Scientists search for clues to what killed endangered whale
Published: Sunday, January 27, 2008 at 2:06 p.m.
Last Modified: Sunday, January 27, 2008 at 2:06 p.m.
ORMOND-BY-THE-SEA, Fla. - Scientists are trying to figure out what killed an endangered newborn right whale that washed up on a Volusia County beach.
The animal was spotted Friday evening and taken to a research facility at the University of Florida on Saturday morning for study. The whales are one of the most endangered marine mammal species in the world with a population between 300 and 400.
It did not appear the whale was hit by a ship or entangled in fishing gear, said Barb Zoodsma, the right whale recovery program coordinator for the National Oceanic and Atmospheric Administration. Both are common causes of death for right whales.
The male calf was found with its umbilical cord still attached, and researchers are trying to determine if the calf was alive or dead when it was born.

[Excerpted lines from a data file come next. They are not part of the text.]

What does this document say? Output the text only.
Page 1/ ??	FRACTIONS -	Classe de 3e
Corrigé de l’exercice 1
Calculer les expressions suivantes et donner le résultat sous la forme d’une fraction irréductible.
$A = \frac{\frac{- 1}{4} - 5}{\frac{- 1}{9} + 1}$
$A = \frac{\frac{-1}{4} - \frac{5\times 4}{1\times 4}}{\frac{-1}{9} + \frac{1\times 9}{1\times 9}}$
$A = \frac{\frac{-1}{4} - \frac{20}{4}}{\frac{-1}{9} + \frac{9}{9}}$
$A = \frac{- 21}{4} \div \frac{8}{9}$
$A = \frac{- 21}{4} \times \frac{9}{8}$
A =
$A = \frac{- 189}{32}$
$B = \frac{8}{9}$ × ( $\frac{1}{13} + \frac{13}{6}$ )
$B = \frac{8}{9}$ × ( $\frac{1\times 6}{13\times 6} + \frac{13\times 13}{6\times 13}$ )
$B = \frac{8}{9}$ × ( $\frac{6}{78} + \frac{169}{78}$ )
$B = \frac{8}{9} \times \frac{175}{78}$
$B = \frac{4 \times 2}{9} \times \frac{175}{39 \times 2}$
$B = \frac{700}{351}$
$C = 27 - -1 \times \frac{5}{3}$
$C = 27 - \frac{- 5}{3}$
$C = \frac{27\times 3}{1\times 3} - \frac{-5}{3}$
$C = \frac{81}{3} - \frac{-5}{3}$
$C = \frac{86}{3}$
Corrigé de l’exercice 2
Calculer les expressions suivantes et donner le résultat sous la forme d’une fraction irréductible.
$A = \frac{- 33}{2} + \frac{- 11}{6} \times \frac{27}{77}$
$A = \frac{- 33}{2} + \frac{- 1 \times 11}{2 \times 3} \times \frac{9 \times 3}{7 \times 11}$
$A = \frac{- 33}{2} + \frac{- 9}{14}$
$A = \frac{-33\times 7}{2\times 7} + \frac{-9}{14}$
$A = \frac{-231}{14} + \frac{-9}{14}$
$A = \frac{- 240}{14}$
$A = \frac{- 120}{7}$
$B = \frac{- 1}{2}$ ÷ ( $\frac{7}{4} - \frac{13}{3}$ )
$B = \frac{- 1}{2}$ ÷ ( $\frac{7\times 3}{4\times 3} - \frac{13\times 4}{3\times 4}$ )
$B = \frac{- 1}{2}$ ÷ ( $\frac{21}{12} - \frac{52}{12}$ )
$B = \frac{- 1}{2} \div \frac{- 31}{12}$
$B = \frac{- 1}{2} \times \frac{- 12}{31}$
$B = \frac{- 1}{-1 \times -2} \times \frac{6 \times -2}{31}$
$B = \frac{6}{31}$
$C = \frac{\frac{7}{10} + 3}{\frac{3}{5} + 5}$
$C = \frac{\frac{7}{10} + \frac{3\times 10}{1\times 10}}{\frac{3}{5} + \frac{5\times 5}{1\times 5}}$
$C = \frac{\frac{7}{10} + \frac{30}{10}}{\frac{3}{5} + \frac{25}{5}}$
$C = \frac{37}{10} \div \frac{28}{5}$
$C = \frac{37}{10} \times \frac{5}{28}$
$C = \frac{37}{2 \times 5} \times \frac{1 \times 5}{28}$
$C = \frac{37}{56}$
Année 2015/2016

The calf was more than 15 feet long and weighed about 2,900 pounds. Adult right whales can reach a length of 55 feet and weigh up to 70 tons. Their bodies are mostly black, with roughened patches of skin on their heads. Their name comes from the fact that whalers thought they were the "right" ones to hunt, because they swim close to shore and float when killed.
During the spring, summer and fall, right whales live mostly in the Atlantic Ocean off the coast of Canada and New England. They head south toward Georgia and Florida for the winter to give birth.